What this calculator does
This tool evaluates the sum to infinity of a geometric series, written in sigma notation as the infinite sum of \(a r^{k}\) from \(k = 0\) onward. A geometric series adds terms that each multiply the previous one by a fixed common ratio \(r\). When the ratio is small enough, the partial sums settle on a single finite value even though there are infinitely many terms.
How to use it
Enter the first term \(a\) (the value of the very first term in the series) and the common ratio \(r\) (the number each term is multiplied by to get the next). Press calculate. If the absolute value of \(r\) is below 1, the calculator returns the finite sum; otherwise it warns you that the series diverges.
The formula explained
The closed form is $$S = \frac{a}{1 - r}.$$ It comes from the partial-sum formula $$S_n = \frac{a(1 - r^{n})}{1 - r}.$$ As \(n\) grows without bound, \(r^{n}\) shrinks to 0 whenever \(|r| < 1\), leaving \(S = \frac{a}{1 - r}\). If \(|r|\) is 1 or larger, \(r^{n}\) does not vanish, so no finite limit exists and the series diverges.
Worked example
Take \(a = 1\) and \(r = \frac{1}{2}\). The terms are 1, 0.5, 0.25, 0.125, ... Since \(|r| = 0.5 < 1\), the series converges. Using the formula: $$S = \frac{1}{1 - 0.5} = \frac{1}{0.5} = 2.$$ The endless sum equals exactly 2.
FAQ
What if r is negative? A negative ratio still works as long as \(|r| < 1\); for example \(a = 3\), \(r = -0.5\) gives \(S = \frac{3}{1.5} = 2\). The terms alternate in sign.

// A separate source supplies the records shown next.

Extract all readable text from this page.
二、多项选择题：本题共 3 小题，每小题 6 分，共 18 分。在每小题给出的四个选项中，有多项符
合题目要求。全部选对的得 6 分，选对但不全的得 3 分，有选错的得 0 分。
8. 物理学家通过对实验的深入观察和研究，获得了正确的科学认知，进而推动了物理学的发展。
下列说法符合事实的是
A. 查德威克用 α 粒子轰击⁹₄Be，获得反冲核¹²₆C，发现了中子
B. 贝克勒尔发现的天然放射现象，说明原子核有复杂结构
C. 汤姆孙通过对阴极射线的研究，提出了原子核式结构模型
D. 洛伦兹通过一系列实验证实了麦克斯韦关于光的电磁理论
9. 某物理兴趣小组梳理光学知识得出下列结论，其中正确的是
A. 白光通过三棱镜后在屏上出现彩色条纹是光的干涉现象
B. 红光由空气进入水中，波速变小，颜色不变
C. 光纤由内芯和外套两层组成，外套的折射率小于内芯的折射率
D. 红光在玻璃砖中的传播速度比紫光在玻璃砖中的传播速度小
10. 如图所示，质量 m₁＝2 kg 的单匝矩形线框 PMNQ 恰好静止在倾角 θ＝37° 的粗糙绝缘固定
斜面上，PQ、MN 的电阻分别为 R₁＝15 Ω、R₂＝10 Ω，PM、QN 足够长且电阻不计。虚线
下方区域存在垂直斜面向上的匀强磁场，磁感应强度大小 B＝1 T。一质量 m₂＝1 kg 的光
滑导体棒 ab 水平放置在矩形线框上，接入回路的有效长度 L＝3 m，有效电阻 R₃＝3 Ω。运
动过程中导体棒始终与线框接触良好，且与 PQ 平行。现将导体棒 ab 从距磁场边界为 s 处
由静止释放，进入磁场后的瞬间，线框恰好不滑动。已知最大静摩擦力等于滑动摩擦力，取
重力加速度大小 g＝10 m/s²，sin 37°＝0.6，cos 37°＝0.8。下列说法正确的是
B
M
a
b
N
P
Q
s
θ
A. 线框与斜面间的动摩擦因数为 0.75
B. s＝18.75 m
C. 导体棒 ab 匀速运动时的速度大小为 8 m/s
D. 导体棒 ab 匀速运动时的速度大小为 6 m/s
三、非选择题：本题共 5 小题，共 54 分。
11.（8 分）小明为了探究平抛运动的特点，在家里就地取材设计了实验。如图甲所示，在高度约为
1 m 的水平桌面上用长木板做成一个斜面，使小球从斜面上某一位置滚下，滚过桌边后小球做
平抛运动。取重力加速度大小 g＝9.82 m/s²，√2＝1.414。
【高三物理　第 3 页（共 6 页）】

Why must |r| be less than 1? Only then do later terms get small enough fast enough for the total to approach a fixed number. If \(|r| \ge 1\) the terms do not shrink and the sum grows without limit.
Does the first term need to be the k = 0 term? Enter whatever value is the first term of your series; the formula uses that value directly as \(a\).